THE loss of even one MP matters greatly to a government with a one-seat majority in parliament. Hence the dismay when Josef Hojdar, a Czech Social Democrat, said last week that he was leaving the party's parliamentary caucus, though not the party itself, to vote as he wanted in future. His move, in protest at government proposals for spending cuts, has cost the ruling centre-left coalition its majority on paper in the lower house, and raised doubts over planned fiscal reforms needed to prepare the Czech Republic for euro-zone entry later this decade. It may also, by weakening the centre-left, spur an eventual realignment in national party politics, strengthening both the right and the Communists.

At the very least it means more headaches for Vladimir Spidla, the Czech prime minister. He claimed last week that the coalition government formed by his Social Democrats and two smaller parties, one centrist and one liberal, could still survive intact until 2006, the end of the current parliament's four-year term. But he cannot always control his own party, let alone the parliament. He could not, for example, unite the Social Democrats behind a single candidate when parliament elected a new state president in February, with the result that a right-wing opposition leader and former prime minister, Vaclav Klaus, scooped up the job vacated by Vaclav Havel. (Mr Havel's recreations in his well-deserved retirement included attending a 60th birthday party in Prague at the weekend for a British musician, Sir Mick Jagger.)

The challenges to Mr Spidla's authority, from inside and outside the party, are sure to intensify now that his position has weakened further. The biggest opposition party, the right-wing Civic Democrats, has already threatened a vote of no-confidence for September.

Mr Spidla might hope to find new friends and partners on the right or the left. Many in his party still look back nostalgically to the alliance with the Civic Democrats that kept the Social Democrats in power from 1998 to 2002. Others would prefer co-operation with the country's unreformed but increasingly popular Communist Party, creating a strong new left-wing block. The Communists are the third-biggest party in parliament. But by steering his party very far to the left or the right Mr Spidla would risk splitting it, perhaps fatally. Its right wing would not countenance an alliance with the Communists, any more than its left would welcome renewed ties with the Civic Democrats.

That leaves Mr Spidla the option of trying to muddle through the next three years with a weak government in an ill-disciplined parliament. Many think he will do just that, helped by constitutional rules making it difficult to dissolve the parliament. It will be terrible timing for such an adventure. The Czechs are bracing themselves to join the European Union next year. They need a strong government to defend their interests and reform public finances - not a weak government concerned mainly with its own survival.

Mr Spidla's efforts to get the country ready for euro-zone entry in five to eight years' time include proposals for broad-based if modest spending cuts, and rises in some indirect taxes intended to cut the budget deficit from more than 6% of GDP last year to a planned 4% by 2006, just above the euro-zone ceiling of 3%. This was the legislation that upset Mr Hojdar, a left-winger from a poor region of the north, when it survived a first reading last week.
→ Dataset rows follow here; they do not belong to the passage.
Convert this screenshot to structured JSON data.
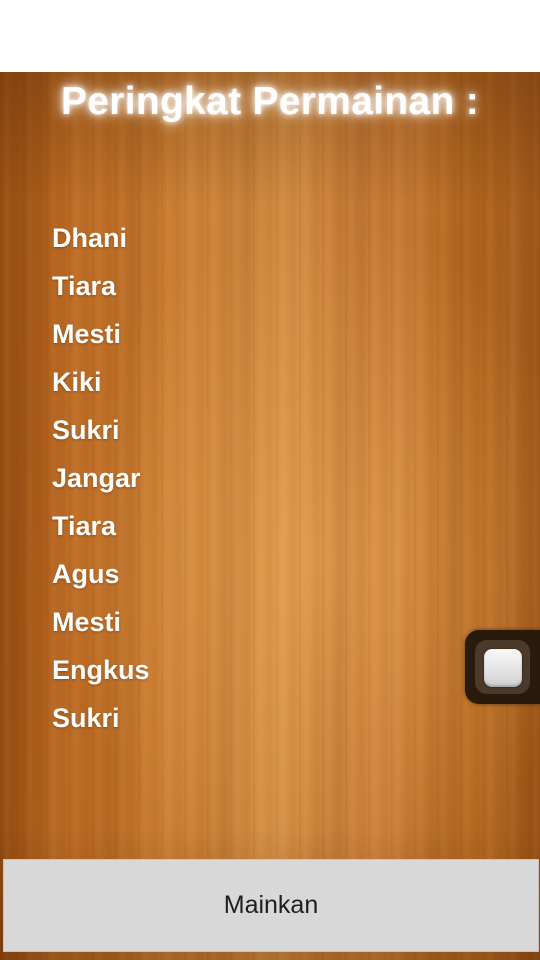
{
  "header": {
    "title": "Peringkat Permainan :"
  },
  "ranking": {
    "names": [
      "Dhani",
      "Tiara",
      "Mesti",
      "Kiki",
      "Sukri",
      "Jangar",
      "Tiara",
      "Agus",
      "Mesti",
      "Engkus",
      "Sukri"
    ]
  },
  "actions": {
    "play_label": "Mainkan"
  },
  "floating_widget": {
    "icon": "assistive-touch-icon"
  },
  "colors": {
    "title_text": "#ffffff",
    "list_text": "#ffffff",
    "wood_base": "#c87a2f",
    "button_bg": "#d8d8d9",
    "button_text": "#1e1e1e"
  }
}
The real fight will come as second and third readings approach in September: Mr Hojdar's revolt is a foretaste of the trouble Mr Spidla will face from trade unions, Communists and left-wing Social Democrats, if he sticks to his guns.

The Social Democrats' opponents are surveying the confusion with relish. A splitting or weakening of the party, scattering its voters to the right and the hard left, would suit the Civic Democrats and the Communists alike. The latter would hope to strengthen their grip on the left, the Civic Democrats to acquire fresh appeal as the party for all anti-Communists. As for Mr Spidla, sniffs one Czech commentator, history may place him among the “unfortunate” politicians: those who mean well but cannot command.